The personnel adjustments included seven eliminated positions, four restructured positions, four vacant positions left unfilled, eight positions shifting from 12-month to 10-month schedules, two positions with reduced hours, two positions refilled at lower salaries, and three positions not being replaced after retirements.
Grigsby stated that while the university anticipates a balanced budget this year, it will continue to monitor expenses closely and limit nonessential purchases. The rollout of Oracle, a new financial management system, is expected to provide better oversight and prevent future overspending.
“This year’s deficit was, in many ways, self-inflicted,” Grigsby said. “We are one of the few institutions with growing revenue and enrollment. We just spent more than we budgeted for.”
Grigsby clarified that the HUB construction was not a factor in overspending.
Despite the financial challenges, Grigsby remains optimistic about Moravian’s trajectory. He said enrollment indicators for next fall are already ahead of last year.
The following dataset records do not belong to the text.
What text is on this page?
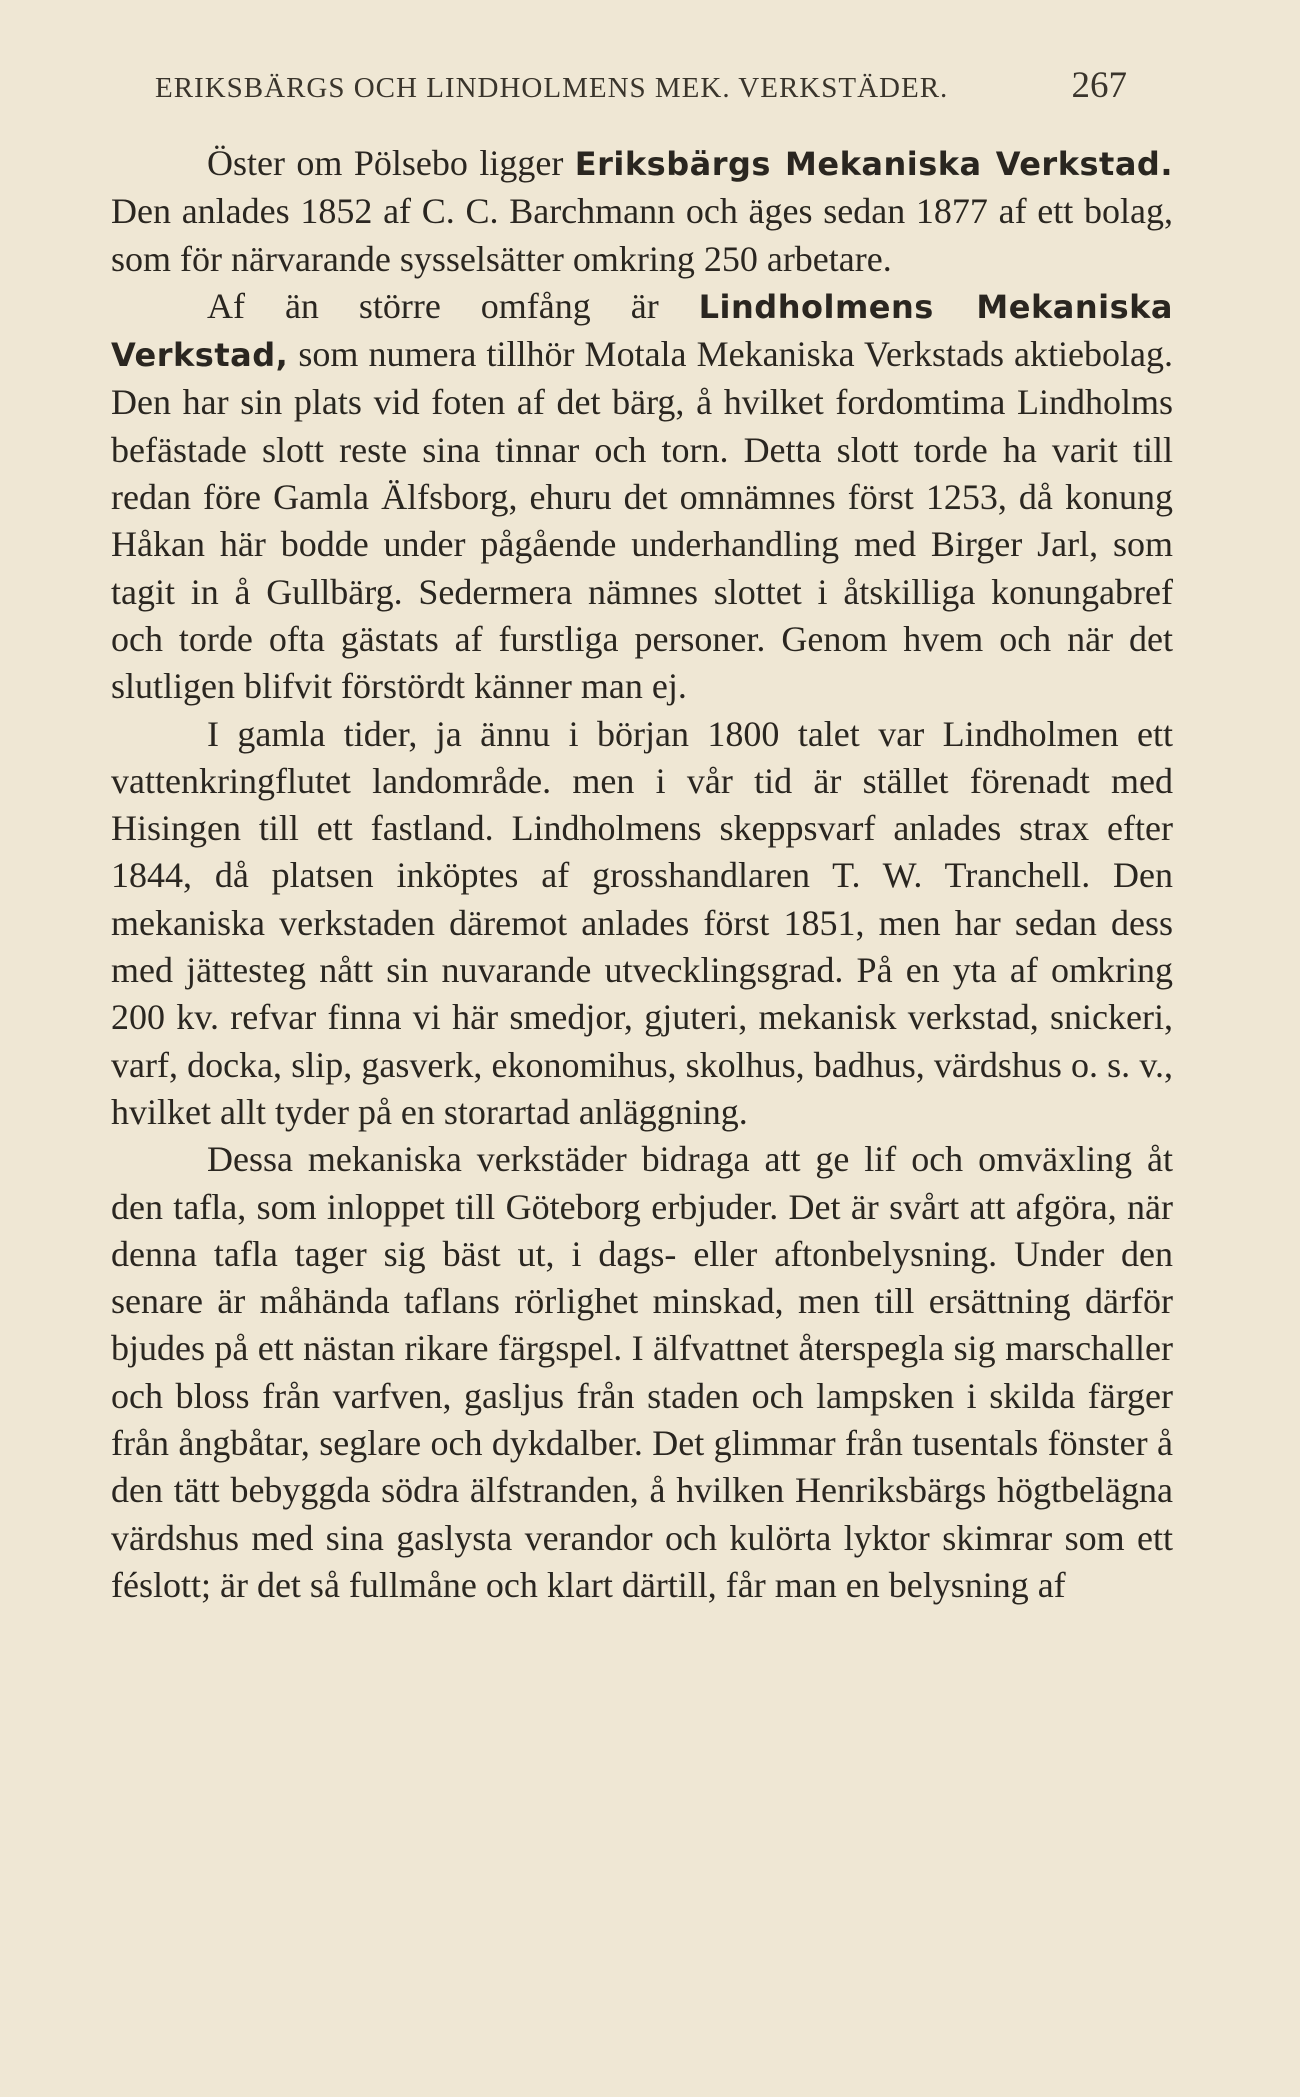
ERIKSBÄRGS OCH LINDHOLMENS MEK. VERKSTÄDER.	267

Öster om Pölsebo ligger Eriksbärgs Mekaniska Verkstad. Den anlades 1852 af C. C. Barchmann och äges sedan 1877 af ett bolag, som för närvarande sysselsätter omkring 250 arbetare.

Af än större omfång är Lindholmens Mekaniska Verkstad, som numera tillhör Motala Mekaniska Verkstads aktiebolag. Den har sin plats vid foten af det bärg, å hvilket fordomtima Lindholms befästade slott reste sina tinnar och torn. Detta slott torde ha varit till redan före Gamla Älfsborg, ehuru det omnämnes först 1253, då konung Håkan här bodde under pågående underhandling med Birger Jarl, som tagit in å Gullbärg. Sedermera nämnes slottet i åtskilliga konungabref och torde ofta gästats af furstliga personer. Genom hvem och när det slutligen blifvit förstördt känner man ej.

I gamla tider, ja ännu i början 1800 talet var Lindholmen ett vattenkringflutet landområde. men i vår tid är stället förenadt med Hisingen till ett fastland. Lindholmens skeppsvarf anlades strax efter 1844, då platsen inköptes af grosshandlaren T. W. Tranchell. Den mekaniska verkstaden däremot anlades först 1851, men har sedan dess med jättesteg nått sin nuvarande utvecklingsgrad. På en yta af omkring 200 kv. refvar finna vi här smedjor, gjuteri, mekanisk verkstad, snickeri, varf, docka, slip, gasverk, ekonomihus, skolhus, badhus, värdshus o. s. v., hvilket allt tyder på en storartad anläggning.

Dessa mekaniska verkstäder bidraga att ge lif och omväxling åt den tafla, som inloppet till Göteborg erbjuder. Det är svårt att afgöra, när denna tafla tager sig bäst ut, i dags- eller aftonbelysning. Under den senare är måhända taflans rörlighet minskad, men till ersättning därför bjudes på ett nästan rikare färgspel. I älfvattnet återspegla sig marschaller och bloss från varfven, gasljus från staden och lampsken i skilda färger från ångbåtar, seglare och dykdalber. Det glimmar från tusentals fönster å den tätt bebyggda södra älfstranden, å hvilken Henriksbärgs högtbelägna värdshus med sina gaslysta verandor och kulörta lyktor skimrar som ett féslott; är det så fullmåne och klart därtill, får man en belysning af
Graduate programs, in particular, have exceeded expectations, enrolling more new students this year than the incoming undergraduate class for the first time in the university’s history.
“We’ve been working for over a decade to offset the demographic cliff through new graduate and adult programs,” Grigsby said. “Programs like aviation, where there’s huge workforce demand, are key examples of how we’ll continue to grow sustainably.”